Erm... did i say that i love it?
diannaa
2008-04-02 . chapter 3
Nice story! Interesting.

Um... I hope I don't flame right now, but I want to tell you that you should improve your grammar. It is a little confusing for the reader. Like when you are trying to do that (comic) effect with "he-she" you should and least put a line when you write it.(or something like that ^_^; hope I didn't confuse you, *not an English speaker*) Example: You wrote "it seemed wrong to hiher to approach" It would be better if you wrote it something like this: "wrong to hi-her to..." and so on and so forth. BTW be careful with the spaces.

And another thing. When you switch POVs it would be better if you said it rather than what you use ("x"). Like I said It's a bit confusing. Like this:

"Unfortunately, Takumi's luck had run out.

"Hello miss, you seem familiar.
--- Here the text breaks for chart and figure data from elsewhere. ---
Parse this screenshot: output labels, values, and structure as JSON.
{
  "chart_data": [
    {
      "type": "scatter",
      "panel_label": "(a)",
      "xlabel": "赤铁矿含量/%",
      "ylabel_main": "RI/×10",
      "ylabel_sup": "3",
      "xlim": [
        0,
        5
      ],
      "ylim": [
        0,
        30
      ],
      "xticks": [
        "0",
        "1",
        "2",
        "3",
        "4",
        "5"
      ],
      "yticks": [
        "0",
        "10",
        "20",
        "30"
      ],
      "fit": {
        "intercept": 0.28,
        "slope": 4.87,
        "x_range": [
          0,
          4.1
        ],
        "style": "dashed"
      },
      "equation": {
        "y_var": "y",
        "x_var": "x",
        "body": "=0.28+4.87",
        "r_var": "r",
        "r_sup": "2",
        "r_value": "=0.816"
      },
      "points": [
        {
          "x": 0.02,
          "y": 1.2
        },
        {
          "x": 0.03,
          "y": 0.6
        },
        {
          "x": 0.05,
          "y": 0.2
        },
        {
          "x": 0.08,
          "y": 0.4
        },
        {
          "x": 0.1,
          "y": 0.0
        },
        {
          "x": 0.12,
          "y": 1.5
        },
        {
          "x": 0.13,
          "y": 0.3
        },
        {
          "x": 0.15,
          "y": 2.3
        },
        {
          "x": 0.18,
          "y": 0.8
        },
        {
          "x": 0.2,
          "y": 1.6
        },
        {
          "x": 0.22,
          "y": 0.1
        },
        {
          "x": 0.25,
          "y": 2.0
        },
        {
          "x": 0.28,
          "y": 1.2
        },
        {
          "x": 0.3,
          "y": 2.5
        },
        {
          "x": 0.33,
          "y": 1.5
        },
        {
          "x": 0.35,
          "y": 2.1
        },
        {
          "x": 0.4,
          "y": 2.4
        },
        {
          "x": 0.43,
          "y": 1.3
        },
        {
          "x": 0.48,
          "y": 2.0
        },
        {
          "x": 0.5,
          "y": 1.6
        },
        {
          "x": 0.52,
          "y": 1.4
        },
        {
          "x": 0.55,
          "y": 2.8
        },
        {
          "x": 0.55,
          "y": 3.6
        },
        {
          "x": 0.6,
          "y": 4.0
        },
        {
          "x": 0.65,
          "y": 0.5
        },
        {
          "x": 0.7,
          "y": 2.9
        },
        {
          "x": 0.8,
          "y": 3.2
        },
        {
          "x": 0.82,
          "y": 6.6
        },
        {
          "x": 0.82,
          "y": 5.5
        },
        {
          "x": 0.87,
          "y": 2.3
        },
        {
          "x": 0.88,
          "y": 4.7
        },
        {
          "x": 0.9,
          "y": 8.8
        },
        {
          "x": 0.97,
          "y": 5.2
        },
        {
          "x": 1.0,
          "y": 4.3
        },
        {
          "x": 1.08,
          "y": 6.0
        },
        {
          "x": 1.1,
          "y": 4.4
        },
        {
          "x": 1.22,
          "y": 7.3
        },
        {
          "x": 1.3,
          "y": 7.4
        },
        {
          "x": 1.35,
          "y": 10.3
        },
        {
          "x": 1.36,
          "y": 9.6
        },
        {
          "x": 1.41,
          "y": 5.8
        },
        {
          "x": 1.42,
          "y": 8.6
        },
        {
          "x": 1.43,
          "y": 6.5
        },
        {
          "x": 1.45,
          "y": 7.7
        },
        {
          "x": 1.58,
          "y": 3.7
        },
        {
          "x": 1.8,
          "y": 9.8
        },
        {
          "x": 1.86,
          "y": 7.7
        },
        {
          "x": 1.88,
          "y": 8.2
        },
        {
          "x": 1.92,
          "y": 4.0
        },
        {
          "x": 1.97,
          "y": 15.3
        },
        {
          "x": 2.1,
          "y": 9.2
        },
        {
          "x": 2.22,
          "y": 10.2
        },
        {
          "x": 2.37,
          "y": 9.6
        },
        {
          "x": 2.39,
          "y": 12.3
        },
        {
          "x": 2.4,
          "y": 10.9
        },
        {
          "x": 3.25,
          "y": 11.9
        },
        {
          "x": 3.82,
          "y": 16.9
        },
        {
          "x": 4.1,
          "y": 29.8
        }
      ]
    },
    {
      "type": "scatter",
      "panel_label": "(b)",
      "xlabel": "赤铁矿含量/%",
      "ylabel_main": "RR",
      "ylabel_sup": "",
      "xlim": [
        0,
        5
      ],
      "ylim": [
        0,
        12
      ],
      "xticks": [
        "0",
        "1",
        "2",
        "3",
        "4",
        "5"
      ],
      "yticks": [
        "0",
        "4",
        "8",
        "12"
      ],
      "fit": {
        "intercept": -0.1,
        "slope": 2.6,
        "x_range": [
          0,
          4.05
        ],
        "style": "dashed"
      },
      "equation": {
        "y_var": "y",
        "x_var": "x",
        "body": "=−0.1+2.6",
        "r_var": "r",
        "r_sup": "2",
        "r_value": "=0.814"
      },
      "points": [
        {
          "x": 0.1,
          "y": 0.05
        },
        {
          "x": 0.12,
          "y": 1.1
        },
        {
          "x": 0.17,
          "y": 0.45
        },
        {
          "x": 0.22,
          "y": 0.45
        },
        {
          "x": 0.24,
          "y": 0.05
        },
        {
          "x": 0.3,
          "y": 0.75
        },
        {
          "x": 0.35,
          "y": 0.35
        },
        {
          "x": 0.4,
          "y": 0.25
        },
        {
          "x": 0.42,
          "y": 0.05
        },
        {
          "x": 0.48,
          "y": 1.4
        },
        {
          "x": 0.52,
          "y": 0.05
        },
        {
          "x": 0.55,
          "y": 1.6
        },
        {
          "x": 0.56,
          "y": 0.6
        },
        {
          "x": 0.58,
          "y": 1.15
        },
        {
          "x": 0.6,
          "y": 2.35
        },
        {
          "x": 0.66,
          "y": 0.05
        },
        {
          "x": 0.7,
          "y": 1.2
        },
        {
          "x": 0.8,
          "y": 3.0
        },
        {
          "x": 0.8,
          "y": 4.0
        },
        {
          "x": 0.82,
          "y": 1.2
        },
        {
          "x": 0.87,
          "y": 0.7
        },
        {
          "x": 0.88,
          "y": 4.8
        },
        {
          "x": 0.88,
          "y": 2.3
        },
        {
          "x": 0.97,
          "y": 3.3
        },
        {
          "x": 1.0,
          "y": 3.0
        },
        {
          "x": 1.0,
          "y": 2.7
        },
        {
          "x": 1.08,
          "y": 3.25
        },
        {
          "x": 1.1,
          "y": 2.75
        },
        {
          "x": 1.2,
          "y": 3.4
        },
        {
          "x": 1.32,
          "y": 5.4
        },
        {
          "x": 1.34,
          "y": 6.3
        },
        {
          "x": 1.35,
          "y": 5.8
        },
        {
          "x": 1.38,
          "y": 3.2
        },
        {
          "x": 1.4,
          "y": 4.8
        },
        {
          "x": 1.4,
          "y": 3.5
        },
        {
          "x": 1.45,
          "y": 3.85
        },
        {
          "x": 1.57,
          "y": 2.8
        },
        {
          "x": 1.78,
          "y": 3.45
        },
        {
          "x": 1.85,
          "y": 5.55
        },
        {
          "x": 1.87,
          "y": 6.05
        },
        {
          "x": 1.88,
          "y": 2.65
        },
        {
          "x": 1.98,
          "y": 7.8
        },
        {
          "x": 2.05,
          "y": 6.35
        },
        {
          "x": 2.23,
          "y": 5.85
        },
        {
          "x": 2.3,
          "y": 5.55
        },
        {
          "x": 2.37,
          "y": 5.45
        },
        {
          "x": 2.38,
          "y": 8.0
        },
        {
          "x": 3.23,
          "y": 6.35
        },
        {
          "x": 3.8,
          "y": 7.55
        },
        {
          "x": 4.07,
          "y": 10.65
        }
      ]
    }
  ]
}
Have we met before?" Ryousuke-san asked her flat out.

I'd rather face a sheer drop on a mountain pass than this

Panicking, she let out a squeak.

Keisuke's P.O.V.

"Hello miss, you seem familiar. Have we met before?" Ryousuke had beaten Keisuke to the punch asking the question he wanted to ask.

She's also familiar to Ryousuke? We might have met her somewhere before and what's with Ryousuke?"

Well I hope you will write more. It seems interesting. Keep it up!